6 Afgelopen vrijdag 15 juli toonde je mij dus een envelop met brief van de heer Binnerts. Anders dan dat ik in mijn notitie had aangegeven en verwijzende naar een uitdrukkelijke uitspraak van de gemeenteraad zoals uit de toelichting van het betreffende bestemmingsplan zou blijken dat de heer Binnerts volgens jou van mening is dat het overgangsrecht op het gebruik van het schuurtje niet van toepassing zou zijn. Waarom de heer Binnerts dat vindt kreeg ik niet van jou te horen. Ik kon zijn relaas op mijn notitie dat hij kennelijk aan jou persoonlijk had gericht en niet aan het College van B en W, pas van jou krijgen als ik zou beloven over de inhoud daarvan met niemand zou sprekenik moest het geheim houden. Blijkbaar wil jij niet dat ik, na raadpleging van mijn adviseur op het relaas van de heer Binnerts een reactie t.b.v. het College zou geven (die waarschijnlijk niet zou stroken met het advies van jouw adviseur).
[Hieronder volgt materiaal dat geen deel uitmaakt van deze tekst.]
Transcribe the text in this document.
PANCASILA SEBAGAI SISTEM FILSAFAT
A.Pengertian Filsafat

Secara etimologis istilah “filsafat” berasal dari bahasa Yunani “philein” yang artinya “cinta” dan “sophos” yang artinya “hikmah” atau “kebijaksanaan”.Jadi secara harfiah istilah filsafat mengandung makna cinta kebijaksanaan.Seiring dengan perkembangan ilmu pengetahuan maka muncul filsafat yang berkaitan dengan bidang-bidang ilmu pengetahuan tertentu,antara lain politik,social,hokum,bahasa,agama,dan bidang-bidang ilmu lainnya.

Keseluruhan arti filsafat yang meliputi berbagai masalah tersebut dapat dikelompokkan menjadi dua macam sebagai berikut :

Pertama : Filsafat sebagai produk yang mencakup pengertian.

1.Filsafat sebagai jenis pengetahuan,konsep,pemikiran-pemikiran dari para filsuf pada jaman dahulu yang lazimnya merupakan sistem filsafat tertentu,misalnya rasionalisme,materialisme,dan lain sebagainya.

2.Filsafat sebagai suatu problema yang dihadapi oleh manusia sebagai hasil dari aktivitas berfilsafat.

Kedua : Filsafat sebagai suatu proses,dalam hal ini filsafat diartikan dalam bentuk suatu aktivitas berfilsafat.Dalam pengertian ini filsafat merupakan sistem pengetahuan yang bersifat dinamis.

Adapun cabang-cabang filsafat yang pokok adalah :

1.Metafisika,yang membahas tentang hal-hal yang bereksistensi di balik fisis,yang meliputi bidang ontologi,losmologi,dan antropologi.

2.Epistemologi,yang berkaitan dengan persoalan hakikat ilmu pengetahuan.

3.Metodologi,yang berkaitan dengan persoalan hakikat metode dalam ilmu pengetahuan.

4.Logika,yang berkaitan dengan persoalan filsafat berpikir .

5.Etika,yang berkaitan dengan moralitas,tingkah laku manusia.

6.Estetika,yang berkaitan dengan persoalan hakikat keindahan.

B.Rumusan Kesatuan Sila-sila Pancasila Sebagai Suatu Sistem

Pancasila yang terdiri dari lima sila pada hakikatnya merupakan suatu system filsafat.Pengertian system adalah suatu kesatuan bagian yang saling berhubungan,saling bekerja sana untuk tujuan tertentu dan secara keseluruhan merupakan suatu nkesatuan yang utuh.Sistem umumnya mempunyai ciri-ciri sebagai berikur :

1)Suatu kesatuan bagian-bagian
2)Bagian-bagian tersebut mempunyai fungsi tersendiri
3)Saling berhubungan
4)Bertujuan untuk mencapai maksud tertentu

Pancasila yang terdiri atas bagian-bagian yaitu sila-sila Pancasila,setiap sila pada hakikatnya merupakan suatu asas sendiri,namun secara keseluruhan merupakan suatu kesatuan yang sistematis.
Omdat ik nog steeds meen dat mijn dochter met het gebruik van het schuurtje al twaalf jaar lang niemand tot last is, niets onwettigs doet en ik niets te verbergen heb, ben ik niet akkoord gegaan met jouw voorwaarde inzake geheimhouding , zodat ik de reactie van de heer Binnerts niet van jou ter inzage kreeg.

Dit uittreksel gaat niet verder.